Important to the concept of earnings quality is firm profitability, so managers tend to have particular interest in finding companies that can sustain profitability over time. For the most profitable firms, this means defying the relentless competitive forces that work to pull their return on equity toward a marketwide average. One component that provides a critical advantage in keeping these competitive forces at bay and can translate into a "profitability moat" is gender diversity.
A considerable body of research shows that firms with more diverse management or boards achieve better financial outcomes as measured by any number of metrics, including superior earnings and return on sales. To build on this, AXA Investment Managers' quantitative equity business, Rosenberg Equities, looked at data on the 1,000 largest U.S. companies from January 2005 to July 2017. The purpose was to add to the existing body of work that highlights the benefits of diversity, and extend it into the realm of future profitability. The study divided companies into higher and lower diversity buckets based on the percentage of women on the board and defined "profitability" as return on equity net extraordinary items, or ROEX, which is defined as recurring earnings divided by book value.

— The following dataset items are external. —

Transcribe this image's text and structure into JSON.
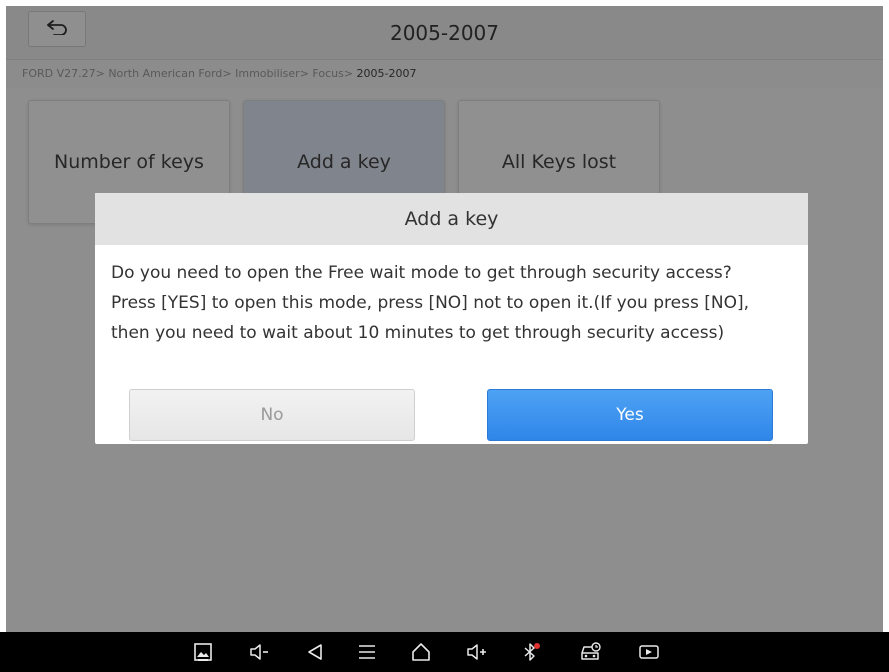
{
  "header": {
    "title": "2005-2007"
  },
  "breadcrumb": {
    "path": "FORD V27.27> North American Ford> Immobiliser> Focus> ",
    "current": "2005-2007"
  },
  "tiles": [
    {
      "label": "Number of keys"
    },
    {
      "label": "Add a key"
    },
    {
      "label": "All Keys lost"
    }
  ],
  "dialog": {
    "title": "Add a key",
    "lines": [
      "Do you need to open the Free wait mode to get through security access?",
      "Press [YES] to open this mode, press [NO] not to open it.(If you press [NO],",
      "then you need to wait about 10 minutes to get through security access)"
    ],
    "no_label": "No",
    "yes_label": "Yes"
  },
  "navbar": {
    "icons": [
      "screenshot-icon",
      "volume-down-icon",
      "back-icon",
      "menu-icon",
      "home-icon",
      "volume-up-icon",
      "bluetooth-icon",
      "vehicle-diagnostic-icon",
      "screen-record-icon"
    ]
  },
  "colors": {
    "accent": "#2f86e8",
    "overlay": "#000000",
    "navbar": "#000000"
  }
}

Given the results of previously published studies, we were not surprised to find that more diverse companies exhibit higher current (contemporaneous) return on equity. This makes sense when you consider the combined benefits of diversity on attracting and retaining talented employees, strengthening the focus on the customer and improving group decision-making. However, by extending this basic analysis, we found that the most diverse firms not only have higher current ROEX, but their year-ahead profitability is also superior to peers.

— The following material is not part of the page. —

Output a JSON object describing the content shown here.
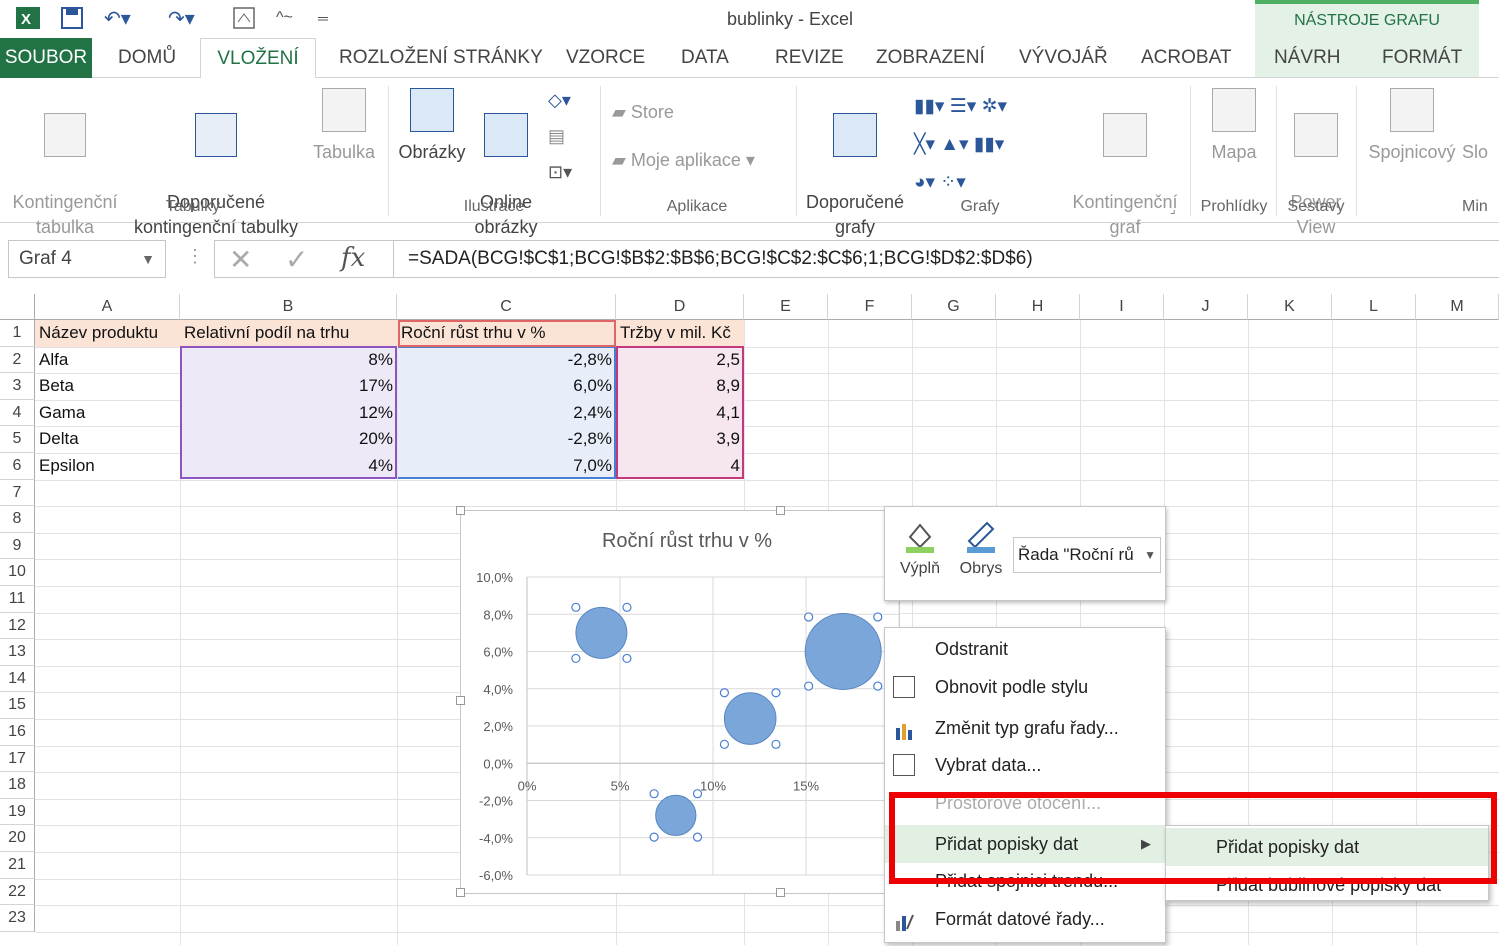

Turning this simple observation on its side, we isolated those companies experiencing the greatest downward pressure on profitability. This allowed us to determine if partitioning profitable companies by how diverse they are helps identify those that are better able to avoid future mean-reversion pressure. Our findings showed that this is indeed true.
Mean-reversion pressure among the most profitable companies
It is difficult for the most profitable companies to maintain their top position in the face of competitive forces like substitute products coming to market, pressure to innovate and other companies hiring away their best people. The chart below shows the average drop in one-year-ahead profitability for the companies in the top ROEX portion of the market. Knowing these impacts on future profitability among this group is the reason our study focused on company features that might act as a "moat" to protect against mean reversion.
Diversity as a competitive advantage
We also found evidence that board diversity can create such a moat. In Exhibit 3, we partitioned the top ROEX quartile into higher and lower diversity groups. Within this most profitable part of the market, the higher diversity companies appear significantly more resilient in the face of competitive pressures, showing a 50% improvement over the average drop. While their forward profitability still decreases, the more diverse companies lose less than their peers.
But why would this be the case? A likely explanation is that more diverse firms have advantages when it comes to discouraging new entrants, discouraging brand/product substitution, finding new markets for their products and innovation. The collective intelligence of a more diverse group has the potential to lead to real economic advantages for firms, especially those pressed to maintain top profitability status.
It seems clear that ESG concepts such as diversity and governance have a direct correlation with the fundamental drivers of risk and reward in the equity market. The results of this study support the idea that diversity is not just a "nice to have" but instead a "must have" for firms facing the most intense market competition.
While this study focuses on gender diversity, we believe that a more holistic definition of diversity is needed overall — one going beyond gender. As a result, the study findings should apply to any group of qualified decision-makers coming from different backgrounds and/or various problem-solving frameworks.
Kathryn McDonald is head of sustainable investing and Srilatha Singh is director of earnings forecast models, based in San Francisco at AXA Investment Managers' Rosenberg Equities. This content represents the views of the authors. It was submitted and edited under P&I guidelines but is not a product of P&I's editorial team.